17 July 2007
Scientific Director; Mr Laurence Shaw, Deputy Medical Director; Professor Gedis Grudzinskas, Medical Director; Professor Alan Handyside, Director, The London Bridge Fertility, Gynaecology and Genetics CentreAppeared in BioNews 416
At our centre, PGS is targeted to women with previous failed IVF cycles, miscarriage or termination of an abnormal pregnancy and, importantly, the single cell test is followed up by analysis of the abnormal embryos to confirm that patients are at medium or high risk. Even with the current test limitations, detailed follow up of developmental and chromosomal abnormalities in embryos is an extremely powerful way of assessing risk for some patients. PGS should be considered a diagnostic procedure incorporating confirmatory molecular cytogenetic analysis of any screened embryos remaining after transfer. Confirmatory analysis provides quality assurance, an assessment of true aneuploidy risk and a detailed assessment of a patient's future prospects Including clinical closure in some cases.
The results of the trial will certainly have come as a shock to some and perhaps vindication to others. However, the results were not entirely surprising to us. Essentially, there are two main reasons for the poorer results in the PGS treatment group: (i) embryo biopsy and (ii) false positive results due to chromosomal mosaicism (the situation in which the genetic make-up of a single cell may not reflect that of all the cells in the embryo). Clearly embryo biopsy is invasive and can compromise embryo development particularly when applied to embryos with already compromised development. There are question marks surrounding the efficacy of embryo biopsy in the hands of the centres involved in the trial since biopsied embryos with no result that were transferred showed a much reduced implantation rate compared with non-biopsied embryos. Embryo biopsy is therefore only justifiable when the benefit of testing outweighs the cost to the embryo.

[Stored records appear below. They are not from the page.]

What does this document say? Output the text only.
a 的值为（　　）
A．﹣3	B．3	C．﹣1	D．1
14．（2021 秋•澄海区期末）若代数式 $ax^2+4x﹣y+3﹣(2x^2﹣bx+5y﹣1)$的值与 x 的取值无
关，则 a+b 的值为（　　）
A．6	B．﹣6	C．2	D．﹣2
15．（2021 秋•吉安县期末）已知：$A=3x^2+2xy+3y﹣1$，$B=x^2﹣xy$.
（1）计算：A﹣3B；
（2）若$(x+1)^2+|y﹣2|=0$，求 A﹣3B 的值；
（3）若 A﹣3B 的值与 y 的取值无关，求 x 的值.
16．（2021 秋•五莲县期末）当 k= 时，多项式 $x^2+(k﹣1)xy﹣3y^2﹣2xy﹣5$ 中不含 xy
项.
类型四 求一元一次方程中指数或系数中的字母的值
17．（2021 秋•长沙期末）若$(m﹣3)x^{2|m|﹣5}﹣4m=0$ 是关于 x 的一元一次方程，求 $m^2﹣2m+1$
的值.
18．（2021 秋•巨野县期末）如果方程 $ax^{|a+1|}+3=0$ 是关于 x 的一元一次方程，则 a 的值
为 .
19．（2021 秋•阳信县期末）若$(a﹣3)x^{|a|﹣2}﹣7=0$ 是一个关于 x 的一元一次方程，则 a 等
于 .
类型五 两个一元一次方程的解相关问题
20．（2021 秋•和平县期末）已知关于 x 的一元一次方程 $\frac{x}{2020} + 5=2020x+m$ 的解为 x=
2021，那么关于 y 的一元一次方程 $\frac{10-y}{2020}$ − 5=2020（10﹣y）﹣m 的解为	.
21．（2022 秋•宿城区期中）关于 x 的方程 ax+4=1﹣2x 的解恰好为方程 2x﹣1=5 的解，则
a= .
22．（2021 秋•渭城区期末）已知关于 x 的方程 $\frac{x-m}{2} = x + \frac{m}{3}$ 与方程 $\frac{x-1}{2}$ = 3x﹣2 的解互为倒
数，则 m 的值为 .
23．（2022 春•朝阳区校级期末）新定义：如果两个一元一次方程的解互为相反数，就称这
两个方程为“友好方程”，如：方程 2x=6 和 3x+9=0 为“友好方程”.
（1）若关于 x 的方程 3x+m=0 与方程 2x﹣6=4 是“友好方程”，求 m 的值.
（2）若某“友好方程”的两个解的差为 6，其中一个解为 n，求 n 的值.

With respect to chromosomal mosaicism, our experience shows that the incidence of false positives decreases as the embryos are more at risk of aneuploidy. It follows that routine application of PGS, irrespective of a priori aneuploidy risk, will result in more unwanted false positive results and is clearly inappropriate. Since no follow-up analysis of embryos was reported, it is impossible to establish the actual aneuploidy risk for the patients and the accuracy of the PGS test used in the trial (both of which are critical when considering the efficacy of PGS).
Leaving these criticisms aside, there is a clear message from this trial about the futility of indiscriminate application of PGS for advanced maternal age. However, it is irresponsible to say categorically that PGS has no clinical benefit. This is simply not our experience and may deprive high-risk patients of treatment they need. Indeed, this trial has confirmed our belief that, to be effective, PGS must tip the cost-benefit ratio towards benefit by providing safer biopsy (2), more accurate and comprehensive chromosome analysis (3) and most importantly, targeted application to high risk groups (4,5).
The incidence of uniform chromosome abnormalities increases dramatically in the embryos of some women in their late 30s and 40s. and, even for the limited number of chromosomes we can detect currently, averages 40 per cent and, in some cases, can affect all embryos. In such cases, the result of PGS is safer IVF. Furthermore, we now believe that it would be irresponsible not to offer PGS, to the full extent of our ability to do so, to patients we know or can show are at high-risk. While we have the technology to identify aneuploidy to transfer unscreened potentially aneuploid embryos is not acceptable. Safer IVF, wherever and whenever possible, is and should remain our primary objective.